ED Miliband has taunted the Tories, suggesting they are no longer the party of home ownership as he announced a Labour government would introduce a stamp duty holiday for thousands of first-time buyers.
The party leader insisted a future Labour administration would "restore the dream of home ownership" by scrapping stamp duty on homes worth up to £300,000 for first-time buyers south of the border.
He announced that a sixth promise - to deliver "homes to buy and action on rents" - was being added to the pledge card he launched earlier in the election campaign. The new pledge covers not only stamp duty but also limits on private rent rises in England, which he set out at the weekend.
Higher taxes will be imposed on foreign buyers and up to half of new homes will be earmarked for local residents trying to get a foot on the property ladder as part of Mr Miliband's plans to tackle what he termed a "housing crisis".
Cutting stamp duty to zero over next three years would benefit nine out of 10 people buying their first home and could save up to £5000, according to Labour.
The plan would cost £225m a year, which, Mr Miliband explained, would be found through a series of tax-related measures.
But the Conservatives dismissed the proposal as "panicky and unfunded" while the Liberal Democrats said: "No-one should trust Labour to deliver this commitment because their sums simply do not add up."
Support for home ownership represents a bid by Labour to seize traditional Conservative territory after David Cameron revived the Thatcherite right to buy policy for housing association tenants in an attempt to win over voters struggling to enter the property market.

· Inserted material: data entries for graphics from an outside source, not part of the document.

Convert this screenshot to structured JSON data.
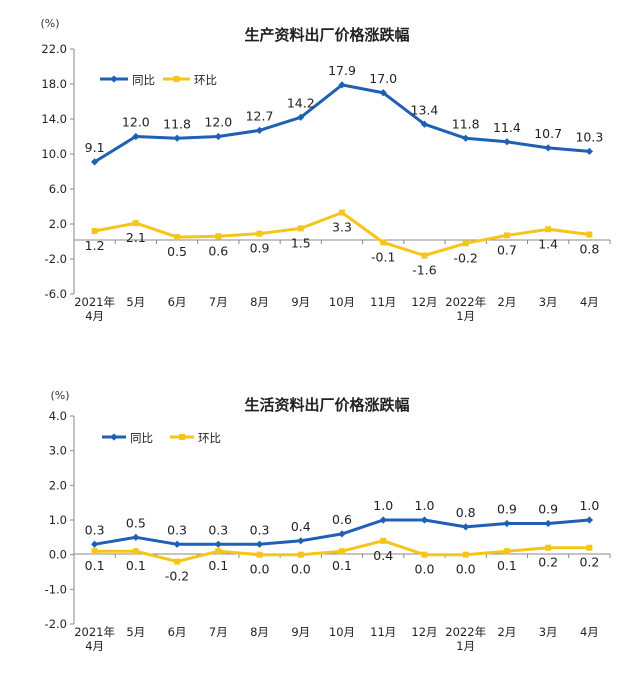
{
  "colors": {
    "yoy": "#1f5fb4",
    "mom": "#f5c518",
    "axis": "#888888",
    "text": "#222222"
  },
  "chart_data": [
    {
      "type": "line",
      "title": "生产资料出厂价格涨跌幅",
      "yunit": "(%)",
      "ylim": [
        -6.0,
        22.0
      ],
      "yticks": [
        "22.0",
        "18.0",
        "14.0",
        "10.0",
        "6.0",
        "2.0",
        "-2.0",
        "-6.0"
      ],
      "ytick_values": [
        22,
        18,
        14,
        10,
        6,
        2,
        -2,
        -6
      ],
      "categories": [
        [
          "2021年",
          "4月"
        ],
        [
          "5月"
        ],
        [
          "6月"
        ],
        [
          "7月"
        ],
        [
          "8月"
        ],
        [
          "9月"
        ],
        [
          "10月"
        ],
        [
          "11月"
        ],
        [
          "12月"
        ],
        [
          "2022年",
          "1月"
        ],
        [
          "2月"
        ],
        [
          "3月"
        ],
        [
          "4月"
        ]
      ],
      "legend_position": "top-left",
      "series": [
        {
          "name": "同比",
          "values": [
            9.1,
            12.0,
            11.8,
            12.0,
            12.7,
            14.2,
            17.9,
            17.0,
            13.4,
            11.8,
            11.4,
            10.7,
            10.3
          ],
          "labels": [
            "9.1",
            "12.0",
            "11.8",
            "12.0",
            "12.7",
            "14.2",
            "17.9",
            "17.0",
            "13.4",
            "11.8",
            "11.4",
            "10.7",
            "10.3"
          ]
        },
        {
          "name": "环比",
          "values": [
            1.2,
            2.1,
            0.5,
            0.6,
            0.9,
            1.5,
            3.3,
            -0.1,
            -1.6,
            -0.2,
            0.7,
            1.4,
            0.8
          ],
          "labels": [
            "1.2",
            "2.1",
            "0.5",
            "0.6",
            "0.9",
            "1.5",
            "3.3",
            "-0.1",
            "-1.6",
            "-0.2",
            "0.7",
            "1.4",
            "0.8"
          ]
        }
      ]
    },
    {
      "type": "line",
      "title": "生活资料出厂价格涨跌幅",
      "yunit": "(%)",
      "ylim": [
        -2.0,
        4.0
      ],
      "yticks": [
        "4.0",
        "3.0",
        "2.0",
        "1.0",
        "0.0",
        "-1.0",
        "-2.0"
      ],
      "ytick_values": [
        4,
        3,
        2,
        1,
        0,
        -1,
        -2
      ],
      "categories": [
        [
          "2021年",
          "4月"
        ],
        [
          "5月"
        ],
        [
          "6月"
        ],
        [
          "7月"
        ],
        [
          "8月"
        ],
        [
          "9月"
        ],
        [
          "10月"
        ],
        [
          "11月"
        ],
        [
          "12月"
        ],
        [
          "2022年",
          "1月"
        ],
        [
          "2月"
        ],
        [
          "3月"
        ],
        [
          "4月"
        ]
      ],
      "legend_position": "top-left",
      "series": [
        {
          "name": "同比",
          "values": [
            0.3,
            0.5,
            0.3,
            0.3,
            0.3,
            0.4,
            0.6,
            1.0,
            1.0,
            0.8,
            0.9,
            0.9,
            1.0
          ],
          "labels": [
            "0.3",
            "0.5",
            "0.3",
            "0.3",
            "0.3",
            "0.4",
            "0.6",
            "1.0",
            "1.0",
            "0.8",
            "0.9",
            "0.9",
            "1.0"
          ]
        },
        {
          "name": "环比",
          "values": [
            0.1,
            0.1,
            -0.2,
            0.1,
            0.0,
            0.0,
            0.1,
            0.4,
            0.0,
            0.0,
            0.1,
            0.2,
            0.2
          ],
          "labels": [
            "0.1",
            "0.1",
            "-0.2",
            "0.1",
            "0.0",
            "0.0",
            "0.1",
            "0.4",
            "0.0",
            "0.0",
            "0.1",
            "0.2",
            "0.2"
          ]
        }
      ]
    }
  ]
}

Mr Miliband derided Tories as a "party that used to say they were the party of home ownership" as he accused the Prime Minister of presiding over the lowest levels of housebuilding in peacetime since the 1920s and owner-occupation at its lowest level in 30 years.
"There's nothing more British than the dream of home-ownership," declared the Labour leader in a campaign speech in Stockton-on-Tees. "But for so many young people today that dream is fading with millions more renting when they want to buy, new properties being snapped up before local people get a look-in."
Under the new plans, Labour would change planning laws to introduce a "first call" policy that would give first-time buyers, who had lived in an area for more than three years, priority on up to half of local new homes.
It would also introduce a "local first" policy, that would stop properties being advertised overseas before they had been in the UK, so that "houses are lived in by families not bought up by speculators", stressed Mr Miliband.
But a Conservative spokesman said: "This panicky, unfunded announcement is something Labour have tried before and it failed.
"Coming from the people who crashed the housing market and repeatedly raised stamp duty, this won't distract from Ed Miliband's inability to say what deals he will make with the SNP to prop him up in Downing Street," he added.